The primary mail hub is a Compaq Proliant 1500 with a 133 MHz Pentium processor. The backup hub is a Dell OptiPlex with a 75 MHz Pentium. Both are running Linux Slackware version 3.0. The decision to run Linux was an easy one. I wanted a solid, dependable solution at the lowest possible cost—that meant Intel-based hardware and Linux. I've used Linux for various projects over the last three years and have never experienced a kernel crash. I can't say that for all the commercial operating systems I've used. The crucial piece of software for this project is sendmail, available for virtually all Unix variants. I knew if Linux didn't work out, I could swap in a Sun, IBM or HP workstation without having to make software changes. The risk of using Linux as the initial platform was very small. In the four months since the project went live, I'm happy to say that we've had zero problems with it. Now it's time to discuss the nitty-gritty details. Two primary pieces make the hub work: DNS and sendmail. I'll discuss each in turn.
What follows is a brief introduction to DNS. If you're already familiar with it feel free to skip the next few paragraphs.
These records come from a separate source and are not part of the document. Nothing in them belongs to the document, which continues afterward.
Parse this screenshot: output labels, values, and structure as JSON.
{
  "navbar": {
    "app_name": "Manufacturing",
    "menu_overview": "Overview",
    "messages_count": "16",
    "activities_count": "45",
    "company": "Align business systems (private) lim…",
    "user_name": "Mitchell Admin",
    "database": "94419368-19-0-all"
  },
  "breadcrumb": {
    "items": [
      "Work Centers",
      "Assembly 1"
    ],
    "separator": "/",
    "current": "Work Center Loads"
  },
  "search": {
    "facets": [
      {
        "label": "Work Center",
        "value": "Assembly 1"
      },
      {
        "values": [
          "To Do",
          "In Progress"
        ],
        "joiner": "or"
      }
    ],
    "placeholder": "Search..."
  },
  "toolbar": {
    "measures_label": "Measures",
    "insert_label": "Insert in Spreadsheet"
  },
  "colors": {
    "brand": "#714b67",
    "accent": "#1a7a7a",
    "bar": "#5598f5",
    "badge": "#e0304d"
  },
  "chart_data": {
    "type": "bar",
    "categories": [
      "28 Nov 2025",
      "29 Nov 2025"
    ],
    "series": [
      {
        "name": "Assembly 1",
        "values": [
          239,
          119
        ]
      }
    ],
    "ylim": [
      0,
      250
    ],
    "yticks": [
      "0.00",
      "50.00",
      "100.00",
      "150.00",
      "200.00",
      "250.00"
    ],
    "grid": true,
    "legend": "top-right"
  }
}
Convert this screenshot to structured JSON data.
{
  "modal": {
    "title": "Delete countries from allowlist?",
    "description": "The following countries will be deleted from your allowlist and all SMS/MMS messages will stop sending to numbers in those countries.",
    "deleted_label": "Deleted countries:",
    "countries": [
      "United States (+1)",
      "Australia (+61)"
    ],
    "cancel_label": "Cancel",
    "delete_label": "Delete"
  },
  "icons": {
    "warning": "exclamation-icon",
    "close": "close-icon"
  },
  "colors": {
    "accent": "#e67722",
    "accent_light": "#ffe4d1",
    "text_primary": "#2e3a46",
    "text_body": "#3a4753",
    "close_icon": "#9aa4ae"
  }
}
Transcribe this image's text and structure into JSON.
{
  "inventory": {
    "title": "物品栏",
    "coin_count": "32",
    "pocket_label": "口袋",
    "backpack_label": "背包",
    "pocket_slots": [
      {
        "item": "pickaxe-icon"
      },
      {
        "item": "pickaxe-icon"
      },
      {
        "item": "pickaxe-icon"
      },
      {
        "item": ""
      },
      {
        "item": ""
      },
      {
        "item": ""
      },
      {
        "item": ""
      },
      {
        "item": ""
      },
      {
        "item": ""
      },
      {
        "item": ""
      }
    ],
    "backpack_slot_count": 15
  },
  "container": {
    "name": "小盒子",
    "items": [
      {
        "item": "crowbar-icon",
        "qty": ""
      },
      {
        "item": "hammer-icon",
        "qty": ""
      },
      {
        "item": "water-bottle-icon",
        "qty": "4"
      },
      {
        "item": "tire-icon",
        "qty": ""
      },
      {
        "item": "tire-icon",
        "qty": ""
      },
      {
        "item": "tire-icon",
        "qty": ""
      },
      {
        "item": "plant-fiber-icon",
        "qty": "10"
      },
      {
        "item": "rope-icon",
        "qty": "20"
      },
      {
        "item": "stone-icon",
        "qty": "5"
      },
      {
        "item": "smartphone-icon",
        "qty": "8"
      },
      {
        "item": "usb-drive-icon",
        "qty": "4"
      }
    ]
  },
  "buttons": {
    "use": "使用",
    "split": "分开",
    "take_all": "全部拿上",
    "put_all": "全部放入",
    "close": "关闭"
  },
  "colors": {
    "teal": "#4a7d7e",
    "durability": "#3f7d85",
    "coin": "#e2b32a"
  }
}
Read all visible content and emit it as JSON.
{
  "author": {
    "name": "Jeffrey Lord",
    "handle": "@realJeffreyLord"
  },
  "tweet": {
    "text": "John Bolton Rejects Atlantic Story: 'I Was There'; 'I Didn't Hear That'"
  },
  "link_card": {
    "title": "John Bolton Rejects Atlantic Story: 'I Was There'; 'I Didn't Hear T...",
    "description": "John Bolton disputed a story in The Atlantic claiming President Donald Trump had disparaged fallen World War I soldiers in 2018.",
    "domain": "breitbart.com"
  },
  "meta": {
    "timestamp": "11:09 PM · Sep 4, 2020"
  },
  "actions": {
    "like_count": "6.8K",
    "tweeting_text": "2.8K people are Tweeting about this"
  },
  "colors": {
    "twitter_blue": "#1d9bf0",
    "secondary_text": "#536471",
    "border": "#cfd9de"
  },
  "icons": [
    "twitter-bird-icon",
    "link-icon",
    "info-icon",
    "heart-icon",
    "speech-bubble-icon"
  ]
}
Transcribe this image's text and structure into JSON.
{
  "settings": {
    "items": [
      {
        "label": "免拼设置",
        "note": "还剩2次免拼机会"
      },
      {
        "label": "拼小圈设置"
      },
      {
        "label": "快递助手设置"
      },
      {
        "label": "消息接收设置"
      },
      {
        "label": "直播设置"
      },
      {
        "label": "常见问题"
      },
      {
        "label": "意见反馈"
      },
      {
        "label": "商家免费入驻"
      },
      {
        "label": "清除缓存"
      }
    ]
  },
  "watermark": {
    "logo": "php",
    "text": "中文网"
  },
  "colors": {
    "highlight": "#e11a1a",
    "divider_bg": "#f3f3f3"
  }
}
DNS stands for Domain Name System. Its job is to keep track of each computer's name on the network. Programs that communicate with other computers require the numerical address of that computer. If all the program has is a name, it gives that name to DNS and asks for the corresponding address. For example, the mail hub has to get the address for gateway1.calibersys.com before it can deliver mail to it. The hub asks DNS for the address and is told something like 220.127.116.11. As soon as the hub has that address, it can contact gateway1 to deliver the mail. The DNS configuration files are filled with lines like these:
mhub.calibersys.com. IN A 18.104.22.168 mhub2.calibersys.com. IN A 22.214.171.124 gateway1.vikingfreight.com. IN A 126.96.36.199
The first column is the name the machine goes by. The second column, IN, isn't important for our discussion. The third column, A, indicates that this is an address record. It just means this line maps a name to an address. The fourth column holds the address of the machine named in column one. In addition to looking up names and giving back addresses, DNS can also indicate that one computer accepts mail for another. When computer A accepts mail for computer B, A is called a Mail Exchanger for B. Whenever sendmail tries to deliver mail to a given machine, it first looks for a mail exchanger. If no mail exchanger is found, it then looks for a regular address. Let's look at an example:
calibersys.com. IN MX 10 mhub.calibersys.com. vikingfreight.com. IN MX 10 mhub.calibersys.com. shiprps.com. IN MX 10 mhub.calibersys.com. roberts.com. IN MX 10 mhub.calibersys.com.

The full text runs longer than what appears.